BIMSBbioinfo / ikarus

Identifying tumor cells at the single-cell level using machine learning
MIT License
45 stars 12 forks source link

adjust sensitivity of prediction #14

Closed amisios closed 2 years ago

amisios commented 2 years ago

Hello,

I have been applying Ikarus to a few Pancreatic ductal adenocarcinoma samples. What I find is that in some samples, there is "over prediction" or "under prediction" for the core prediction. But what I also saw is that the final prediction (cell-cell network label propagation) was "overdoing it". Are there parameters to calibrate (or fine-tune) the predictions of either or both steps? Is this possible? The first step is following logistic regression to make core_pred; The second step is in the cell-cell network label propagation to make final_pred.

For example: image Here ikarus predicts correctly that there are cancer cells in "Ductal cell type 2" but those are not enough to make it through the cell-cell network propagation (there are no malignant cells in the final_pred). I am looking for a way to boost the tumor predictions on the first step, or the second step. The ultimate goal is to have tumor cells in the final_pred.

In case I have something wrong here please do correct me. This is based on how I understand the method works.

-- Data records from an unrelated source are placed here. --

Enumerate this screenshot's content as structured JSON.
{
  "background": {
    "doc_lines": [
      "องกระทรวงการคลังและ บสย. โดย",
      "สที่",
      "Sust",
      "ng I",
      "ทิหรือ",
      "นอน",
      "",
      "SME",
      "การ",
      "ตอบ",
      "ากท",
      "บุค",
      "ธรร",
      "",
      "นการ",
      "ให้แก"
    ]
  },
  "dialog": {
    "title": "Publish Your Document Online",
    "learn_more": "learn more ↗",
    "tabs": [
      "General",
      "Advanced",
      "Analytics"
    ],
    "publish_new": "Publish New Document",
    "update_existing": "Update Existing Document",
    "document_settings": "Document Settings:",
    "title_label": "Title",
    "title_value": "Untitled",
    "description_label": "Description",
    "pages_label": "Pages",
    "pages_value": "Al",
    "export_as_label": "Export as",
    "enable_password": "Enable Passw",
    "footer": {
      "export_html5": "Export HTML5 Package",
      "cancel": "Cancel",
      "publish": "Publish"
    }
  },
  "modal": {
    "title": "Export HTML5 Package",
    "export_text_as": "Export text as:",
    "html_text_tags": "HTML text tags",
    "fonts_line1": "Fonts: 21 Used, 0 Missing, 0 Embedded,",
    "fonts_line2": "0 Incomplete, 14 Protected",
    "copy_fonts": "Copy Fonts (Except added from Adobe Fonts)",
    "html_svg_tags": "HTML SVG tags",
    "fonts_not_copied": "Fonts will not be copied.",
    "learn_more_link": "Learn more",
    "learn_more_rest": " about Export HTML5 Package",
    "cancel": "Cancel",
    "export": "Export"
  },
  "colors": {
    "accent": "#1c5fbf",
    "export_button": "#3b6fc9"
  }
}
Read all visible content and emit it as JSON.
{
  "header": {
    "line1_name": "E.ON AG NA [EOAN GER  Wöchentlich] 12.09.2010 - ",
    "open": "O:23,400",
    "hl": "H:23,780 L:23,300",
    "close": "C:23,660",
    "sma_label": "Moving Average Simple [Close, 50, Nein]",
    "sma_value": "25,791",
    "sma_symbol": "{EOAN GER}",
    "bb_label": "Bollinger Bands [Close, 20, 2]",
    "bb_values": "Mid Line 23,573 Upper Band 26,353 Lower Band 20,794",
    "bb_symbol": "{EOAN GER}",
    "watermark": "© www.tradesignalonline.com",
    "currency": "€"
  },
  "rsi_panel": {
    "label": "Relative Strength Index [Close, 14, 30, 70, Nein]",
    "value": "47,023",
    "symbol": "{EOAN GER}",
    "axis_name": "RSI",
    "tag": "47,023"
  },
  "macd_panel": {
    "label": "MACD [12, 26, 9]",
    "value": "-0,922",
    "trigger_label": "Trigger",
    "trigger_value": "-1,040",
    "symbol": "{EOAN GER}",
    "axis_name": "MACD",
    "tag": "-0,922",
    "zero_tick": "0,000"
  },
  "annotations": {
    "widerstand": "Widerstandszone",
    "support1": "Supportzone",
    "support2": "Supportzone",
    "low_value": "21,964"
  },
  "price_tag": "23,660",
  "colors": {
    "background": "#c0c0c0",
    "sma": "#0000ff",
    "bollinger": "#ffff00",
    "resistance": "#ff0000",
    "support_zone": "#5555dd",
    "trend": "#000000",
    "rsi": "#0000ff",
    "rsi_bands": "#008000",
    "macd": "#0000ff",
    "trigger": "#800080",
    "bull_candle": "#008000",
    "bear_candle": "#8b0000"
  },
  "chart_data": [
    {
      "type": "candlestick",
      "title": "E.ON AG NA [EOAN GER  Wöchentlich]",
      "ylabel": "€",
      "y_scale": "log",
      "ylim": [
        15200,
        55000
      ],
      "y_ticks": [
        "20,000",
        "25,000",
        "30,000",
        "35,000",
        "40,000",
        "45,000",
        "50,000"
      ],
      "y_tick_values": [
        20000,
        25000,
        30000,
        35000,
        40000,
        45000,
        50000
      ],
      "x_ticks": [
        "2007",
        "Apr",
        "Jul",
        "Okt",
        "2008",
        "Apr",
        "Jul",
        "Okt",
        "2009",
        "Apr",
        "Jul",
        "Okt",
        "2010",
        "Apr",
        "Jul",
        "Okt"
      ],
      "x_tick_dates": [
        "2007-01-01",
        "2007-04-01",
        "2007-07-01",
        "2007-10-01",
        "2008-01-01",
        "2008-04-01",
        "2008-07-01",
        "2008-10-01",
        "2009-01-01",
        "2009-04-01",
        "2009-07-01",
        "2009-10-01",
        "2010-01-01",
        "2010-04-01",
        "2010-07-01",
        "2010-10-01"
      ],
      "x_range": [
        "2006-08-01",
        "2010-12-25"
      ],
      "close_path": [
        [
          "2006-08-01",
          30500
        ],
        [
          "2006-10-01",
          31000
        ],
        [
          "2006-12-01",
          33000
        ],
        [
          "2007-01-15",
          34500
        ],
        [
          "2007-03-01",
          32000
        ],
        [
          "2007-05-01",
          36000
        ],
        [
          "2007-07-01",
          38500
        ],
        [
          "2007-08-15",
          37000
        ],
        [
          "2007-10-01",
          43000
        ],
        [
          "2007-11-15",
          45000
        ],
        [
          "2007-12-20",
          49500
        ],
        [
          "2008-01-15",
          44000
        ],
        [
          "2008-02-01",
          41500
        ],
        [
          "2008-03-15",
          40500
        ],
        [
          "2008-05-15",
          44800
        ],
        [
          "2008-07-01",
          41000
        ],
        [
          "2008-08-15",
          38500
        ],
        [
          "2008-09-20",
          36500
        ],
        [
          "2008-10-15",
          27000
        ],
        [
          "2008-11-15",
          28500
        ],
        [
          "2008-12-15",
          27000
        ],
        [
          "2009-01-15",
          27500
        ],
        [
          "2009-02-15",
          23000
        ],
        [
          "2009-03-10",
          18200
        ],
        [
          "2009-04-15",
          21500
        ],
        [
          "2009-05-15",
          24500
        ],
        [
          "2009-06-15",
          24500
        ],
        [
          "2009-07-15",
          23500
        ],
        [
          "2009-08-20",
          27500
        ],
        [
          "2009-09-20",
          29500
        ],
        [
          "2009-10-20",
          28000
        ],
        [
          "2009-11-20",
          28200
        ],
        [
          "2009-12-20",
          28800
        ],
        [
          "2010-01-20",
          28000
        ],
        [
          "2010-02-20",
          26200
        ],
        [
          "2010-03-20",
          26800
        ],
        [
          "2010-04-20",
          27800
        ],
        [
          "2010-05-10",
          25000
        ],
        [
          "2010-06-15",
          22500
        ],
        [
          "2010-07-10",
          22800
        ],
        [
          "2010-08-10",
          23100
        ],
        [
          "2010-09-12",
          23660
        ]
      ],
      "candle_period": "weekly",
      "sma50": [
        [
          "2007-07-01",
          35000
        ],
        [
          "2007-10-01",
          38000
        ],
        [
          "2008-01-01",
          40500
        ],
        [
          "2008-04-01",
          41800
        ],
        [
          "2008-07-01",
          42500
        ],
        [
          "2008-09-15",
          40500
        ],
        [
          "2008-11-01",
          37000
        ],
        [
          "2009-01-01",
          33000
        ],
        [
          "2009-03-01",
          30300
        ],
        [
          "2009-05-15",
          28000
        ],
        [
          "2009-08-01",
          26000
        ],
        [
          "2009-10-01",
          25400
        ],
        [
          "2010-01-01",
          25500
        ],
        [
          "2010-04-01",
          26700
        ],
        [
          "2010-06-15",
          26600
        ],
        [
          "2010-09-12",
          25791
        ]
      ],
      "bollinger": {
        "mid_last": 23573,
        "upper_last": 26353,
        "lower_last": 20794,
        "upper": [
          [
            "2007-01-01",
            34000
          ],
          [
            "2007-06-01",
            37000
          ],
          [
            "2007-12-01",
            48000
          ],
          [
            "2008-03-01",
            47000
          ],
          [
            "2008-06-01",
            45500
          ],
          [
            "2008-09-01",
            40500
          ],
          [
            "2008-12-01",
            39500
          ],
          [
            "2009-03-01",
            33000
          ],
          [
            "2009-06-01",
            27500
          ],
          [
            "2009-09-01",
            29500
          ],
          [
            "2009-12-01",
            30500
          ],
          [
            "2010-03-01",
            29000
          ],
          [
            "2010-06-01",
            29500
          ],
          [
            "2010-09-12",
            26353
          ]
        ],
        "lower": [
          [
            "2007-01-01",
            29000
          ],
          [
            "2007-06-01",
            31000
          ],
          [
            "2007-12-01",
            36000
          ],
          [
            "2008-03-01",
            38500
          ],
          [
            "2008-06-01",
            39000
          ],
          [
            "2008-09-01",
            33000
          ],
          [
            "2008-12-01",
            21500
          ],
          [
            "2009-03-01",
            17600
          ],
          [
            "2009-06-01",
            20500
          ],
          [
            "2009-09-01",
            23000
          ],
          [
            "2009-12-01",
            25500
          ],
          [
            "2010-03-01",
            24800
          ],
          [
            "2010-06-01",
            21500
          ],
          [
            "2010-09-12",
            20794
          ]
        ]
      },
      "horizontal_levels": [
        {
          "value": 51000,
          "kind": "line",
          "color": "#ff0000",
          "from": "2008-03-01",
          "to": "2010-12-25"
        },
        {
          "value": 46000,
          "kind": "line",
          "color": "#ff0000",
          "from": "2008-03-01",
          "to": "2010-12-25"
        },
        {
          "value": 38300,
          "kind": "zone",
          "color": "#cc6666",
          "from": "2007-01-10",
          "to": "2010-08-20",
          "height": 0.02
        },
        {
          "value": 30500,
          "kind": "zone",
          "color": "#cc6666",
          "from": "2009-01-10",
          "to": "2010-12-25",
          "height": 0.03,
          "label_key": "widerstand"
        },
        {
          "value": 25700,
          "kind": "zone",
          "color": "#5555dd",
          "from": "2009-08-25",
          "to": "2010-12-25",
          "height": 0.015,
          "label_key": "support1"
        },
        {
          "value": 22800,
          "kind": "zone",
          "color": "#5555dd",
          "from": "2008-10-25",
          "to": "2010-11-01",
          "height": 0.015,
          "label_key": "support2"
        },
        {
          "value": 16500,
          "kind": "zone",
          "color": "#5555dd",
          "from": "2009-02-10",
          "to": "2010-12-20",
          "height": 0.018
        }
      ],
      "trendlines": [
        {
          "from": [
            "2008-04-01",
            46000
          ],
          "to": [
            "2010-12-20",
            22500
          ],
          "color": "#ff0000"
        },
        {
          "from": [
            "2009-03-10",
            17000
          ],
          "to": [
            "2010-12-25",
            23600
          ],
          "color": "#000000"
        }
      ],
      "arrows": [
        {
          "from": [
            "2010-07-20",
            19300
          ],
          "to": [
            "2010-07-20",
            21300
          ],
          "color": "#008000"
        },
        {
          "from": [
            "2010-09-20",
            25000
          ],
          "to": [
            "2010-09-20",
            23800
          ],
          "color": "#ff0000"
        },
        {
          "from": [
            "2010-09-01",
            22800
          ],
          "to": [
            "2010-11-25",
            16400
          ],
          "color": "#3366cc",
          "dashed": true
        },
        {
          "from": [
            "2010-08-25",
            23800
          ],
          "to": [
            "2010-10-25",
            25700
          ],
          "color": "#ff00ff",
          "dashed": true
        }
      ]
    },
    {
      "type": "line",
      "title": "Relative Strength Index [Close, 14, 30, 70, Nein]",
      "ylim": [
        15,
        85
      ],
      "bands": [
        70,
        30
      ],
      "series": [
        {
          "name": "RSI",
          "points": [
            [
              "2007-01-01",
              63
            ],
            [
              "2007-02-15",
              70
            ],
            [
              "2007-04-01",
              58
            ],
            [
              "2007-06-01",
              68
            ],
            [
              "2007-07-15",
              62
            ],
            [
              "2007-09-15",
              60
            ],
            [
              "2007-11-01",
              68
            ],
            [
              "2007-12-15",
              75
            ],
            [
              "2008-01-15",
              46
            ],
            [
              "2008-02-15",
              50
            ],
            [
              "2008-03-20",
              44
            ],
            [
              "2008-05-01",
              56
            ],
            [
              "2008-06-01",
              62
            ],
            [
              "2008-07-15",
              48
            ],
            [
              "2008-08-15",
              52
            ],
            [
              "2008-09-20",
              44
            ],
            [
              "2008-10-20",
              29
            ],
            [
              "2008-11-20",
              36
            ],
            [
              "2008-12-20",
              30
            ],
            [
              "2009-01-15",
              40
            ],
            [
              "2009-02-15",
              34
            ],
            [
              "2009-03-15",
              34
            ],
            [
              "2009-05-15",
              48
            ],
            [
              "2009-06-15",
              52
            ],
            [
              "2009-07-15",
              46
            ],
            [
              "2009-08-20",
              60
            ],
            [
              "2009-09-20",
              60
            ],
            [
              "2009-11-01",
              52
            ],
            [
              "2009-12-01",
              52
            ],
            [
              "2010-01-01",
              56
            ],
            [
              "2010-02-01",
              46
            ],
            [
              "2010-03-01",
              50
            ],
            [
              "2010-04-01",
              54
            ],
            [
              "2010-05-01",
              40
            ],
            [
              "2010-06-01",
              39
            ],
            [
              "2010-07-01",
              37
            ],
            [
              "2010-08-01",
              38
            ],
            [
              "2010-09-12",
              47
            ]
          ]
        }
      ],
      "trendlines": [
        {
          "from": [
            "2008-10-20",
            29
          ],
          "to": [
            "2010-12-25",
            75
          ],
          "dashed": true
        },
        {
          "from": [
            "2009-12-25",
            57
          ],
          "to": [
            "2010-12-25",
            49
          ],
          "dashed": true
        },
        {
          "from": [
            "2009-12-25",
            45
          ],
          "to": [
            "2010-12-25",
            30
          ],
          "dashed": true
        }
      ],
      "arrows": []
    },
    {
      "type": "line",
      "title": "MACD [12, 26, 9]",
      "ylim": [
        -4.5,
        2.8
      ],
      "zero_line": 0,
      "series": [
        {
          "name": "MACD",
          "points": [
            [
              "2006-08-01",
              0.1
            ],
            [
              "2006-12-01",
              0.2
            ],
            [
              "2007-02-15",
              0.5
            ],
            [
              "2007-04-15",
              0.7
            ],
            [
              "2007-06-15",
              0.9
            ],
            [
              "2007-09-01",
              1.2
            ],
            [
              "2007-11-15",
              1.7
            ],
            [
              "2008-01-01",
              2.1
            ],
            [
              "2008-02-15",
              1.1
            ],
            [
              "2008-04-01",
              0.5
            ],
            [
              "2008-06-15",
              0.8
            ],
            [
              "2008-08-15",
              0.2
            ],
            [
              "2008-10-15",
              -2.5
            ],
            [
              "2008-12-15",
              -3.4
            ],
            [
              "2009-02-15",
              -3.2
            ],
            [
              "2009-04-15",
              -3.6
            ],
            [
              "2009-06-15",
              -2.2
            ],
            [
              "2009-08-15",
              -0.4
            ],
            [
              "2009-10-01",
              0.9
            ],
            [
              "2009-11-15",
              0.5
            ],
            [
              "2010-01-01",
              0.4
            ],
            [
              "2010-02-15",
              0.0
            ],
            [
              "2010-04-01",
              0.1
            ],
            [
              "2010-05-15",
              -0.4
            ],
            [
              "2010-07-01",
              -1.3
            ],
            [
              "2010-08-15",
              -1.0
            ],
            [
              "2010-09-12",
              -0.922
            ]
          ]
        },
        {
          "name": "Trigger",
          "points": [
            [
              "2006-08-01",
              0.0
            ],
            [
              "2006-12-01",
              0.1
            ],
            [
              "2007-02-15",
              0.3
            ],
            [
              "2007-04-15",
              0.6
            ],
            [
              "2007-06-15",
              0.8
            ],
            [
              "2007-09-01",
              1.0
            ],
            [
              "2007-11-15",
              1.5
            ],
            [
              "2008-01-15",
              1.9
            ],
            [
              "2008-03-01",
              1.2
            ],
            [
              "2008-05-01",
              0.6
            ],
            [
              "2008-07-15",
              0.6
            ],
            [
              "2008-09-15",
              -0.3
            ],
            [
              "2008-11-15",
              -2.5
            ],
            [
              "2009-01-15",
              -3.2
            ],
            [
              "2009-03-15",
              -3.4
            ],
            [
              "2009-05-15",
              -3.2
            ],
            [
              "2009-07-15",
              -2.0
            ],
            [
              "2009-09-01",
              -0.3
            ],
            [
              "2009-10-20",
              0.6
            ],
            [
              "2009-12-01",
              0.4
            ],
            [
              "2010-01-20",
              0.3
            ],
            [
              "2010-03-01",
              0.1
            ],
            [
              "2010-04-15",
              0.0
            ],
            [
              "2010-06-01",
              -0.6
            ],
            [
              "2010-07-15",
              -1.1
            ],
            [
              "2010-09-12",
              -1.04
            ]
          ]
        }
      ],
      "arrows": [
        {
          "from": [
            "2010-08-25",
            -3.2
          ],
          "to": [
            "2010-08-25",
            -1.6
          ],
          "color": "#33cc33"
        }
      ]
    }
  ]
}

dohmjan commented 2 years ago

Hi, thank you for trying out ikarus!

Both, when initializing the model, you could try to modify the number of neighboring cells taken into account for creating the cell-cell network (n_neighbors) and/or you could try to modify the what we call certainty threshold for the label propagation step (certainty_threshold). As a first guess, I would start with decreasing the latter. But that's just a guess, I think that would depend on the distribution of differences of scoring values (tumor-normal).

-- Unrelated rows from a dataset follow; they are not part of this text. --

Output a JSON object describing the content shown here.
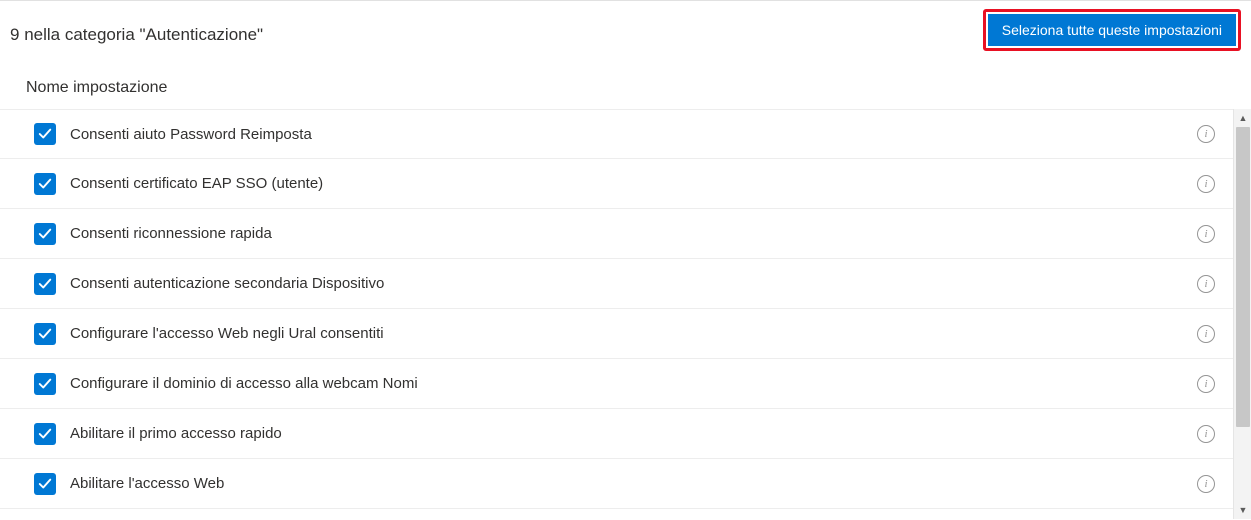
{
  "header": {
    "count": "9",
    "category_text": "nella categoria \"Autenticazione\"",
    "select_all_label": "Seleziona tutte queste impostazioni"
  },
  "column_header": "Nome impostazione",
  "rows": [
    {
      "label": "Consenti aiuto  Password  Reimposta"
    },
    {
      "label": "Consenti certificato EAP SSO (utente)"
    },
    {
      "label": "Consenti riconnessione rapida"
    },
    {
      "label": "Consenti autenticazione secondaria   Dispositivo"
    },
    {
      "label": "Configurare l'accesso Web negli Ural consentiti"
    },
    {
      "label": "Configurare il dominio di accesso alla webcam  Nomi"
    },
    {
      "label": "Abilitare il primo accesso rapido"
    },
    {
      "label": "Abilitare l'accesso Web"
    }
  ],
  "icons": {
    "info_glyph": "i",
    "scroll_up": "▲",
    "scroll_down": "▼"
  }
}
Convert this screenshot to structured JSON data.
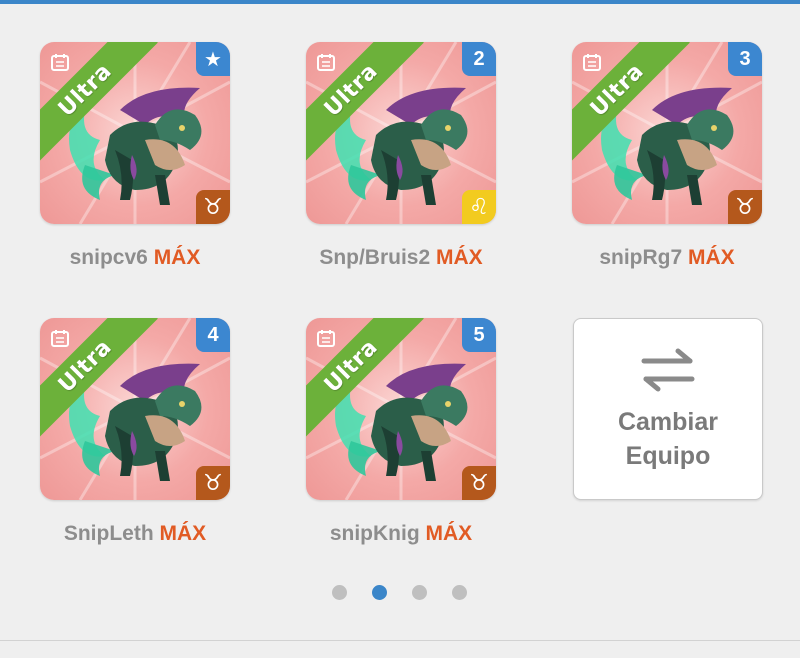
{
  "accent_color": "#3b86c9",
  "max_color": "#e15b24",
  "team": [
    {
      "name": "snipcv6",
      "max": "MÁX",
      "tier": "Ultra",
      "badge": "★",
      "badge_icon": "star-icon",
      "zodiac": "♉",
      "zodiac_name": "taurus"
    },
    {
      "name": "Snp/Bruis2",
      "max": "MÁX",
      "tier": "Ultra",
      "badge": "2",
      "zodiac": "♌",
      "zodiac_name": "leo"
    },
    {
      "name": "snipRg7",
      "max": "MÁX",
      "tier": "Ultra",
      "badge": "3",
      "zodiac": "♉",
      "zodiac_name": "taurus"
    },
    {
      "name": "SnipLeth",
      "max": "MÁX",
      "tier": "Ultra",
      "badge": "4",
      "zodiac": "♉",
      "zodiac_name": "taurus"
    },
    {
      "name": "snipKnig",
      "max": "MÁX",
      "tier": "Ultra",
      "badge": "5",
      "zodiac": "♉",
      "zodiac_name": "taurus"
    }
  ],
  "swap_button": {
    "line1": "Cambiar",
    "line2": "Equipo",
    "icon": "swap-arrows-icon"
  },
  "pagination": {
    "total": 4,
    "current": 2
  }
}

These parameters might influence the label propagation step and with that the final_pred (not the core_pred). From what you wrote, I think your understanding for final_pred and core_pred is correct.

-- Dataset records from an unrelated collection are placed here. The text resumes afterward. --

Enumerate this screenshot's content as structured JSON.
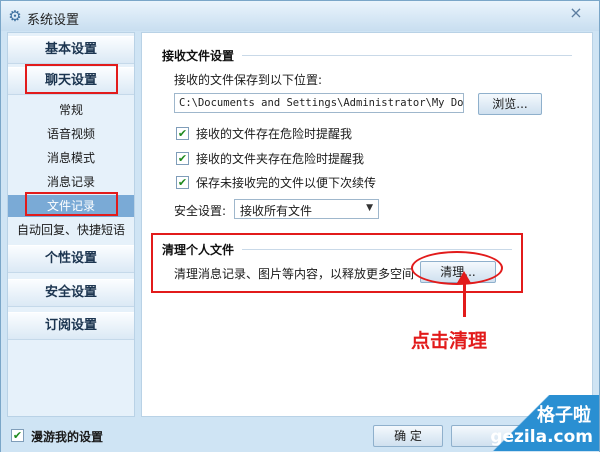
{
  "window": {
    "title": "系统设置",
    "close": "×"
  },
  "sidebar": {
    "categories": [
      {
        "label": "基本设置"
      },
      {
        "label": "聊天设置"
      },
      {
        "label": "个性设置"
      },
      {
        "label": "安全设置"
      },
      {
        "label": "订阅设置"
      }
    ],
    "sub_items": [
      {
        "label": "常规"
      },
      {
        "label": "语音视频"
      },
      {
        "label": "消息模式"
      },
      {
        "label": "消息记录"
      },
      {
        "label": "文件记录",
        "active": true
      },
      {
        "label": "自动回复、快捷短语"
      }
    ]
  },
  "receive": {
    "title": "接收文件设置",
    "save_label": "接收的文件保存到以下位置:",
    "path": "C:\\Documents and Settings\\Administrator\\My Documents",
    "browse": "浏览...",
    "options": [
      {
        "label": "接收的文件存在危险时提醒我",
        "checked": true
      },
      {
        "label": "接收的文件夹存在危险时提醒我",
        "checked": true
      },
      {
        "label": "保存未接收完的文件以便下次续传",
        "checked": true
      }
    ],
    "security_label": "安全设置:",
    "security_value": "接收所有文件"
  },
  "cleanup": {
    "title": "清理个人文件",
    "description": "清理消息记录、图片等内容，以释放更多空间",
    "button": "清理..."
  },
  "annotation": {
    "text": "点击清理"
  },
  "footer": {
    "roam_label": "漫游我的设置",
    "roam_checked": true,
    "ok": "确 定"
  },
  "watermark": {
    "line1": "格子啦",
    "line2": "gezila.com"
  },
  "colors": {
    "accent": "#7aaad6",
    "annotation": "#e21b1b",
    "window_bg": "#cfe4f4"
  }
}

model = classifier.Ikarus(signatures_gmt=signatures_path, out_dir="out", n_neighbors=100, certainty_threshold=0.9) # default values for n_neighbors and certainty_threshold
amisios commented 2 years ago

Thanks for the response. This is very useful.

Are there other parameters with which I can adjust/fine-tune the core prediction?

Thanks. A.

dohmjan commented 2 years ago

No, as of now, there are no other parameters specifically for tuning the core prediction. Of course, basically, the label propagation step is an adjustment/correction to the core prediction.

Apart from that, the core prediction depends on the scoring algorithm, the core model and of course the gene lists. Currently, just AUCell (scorer) and LogisticRegression (core model) are supported. Though, it would be interesting for the future to have different methods included, scorers in particular.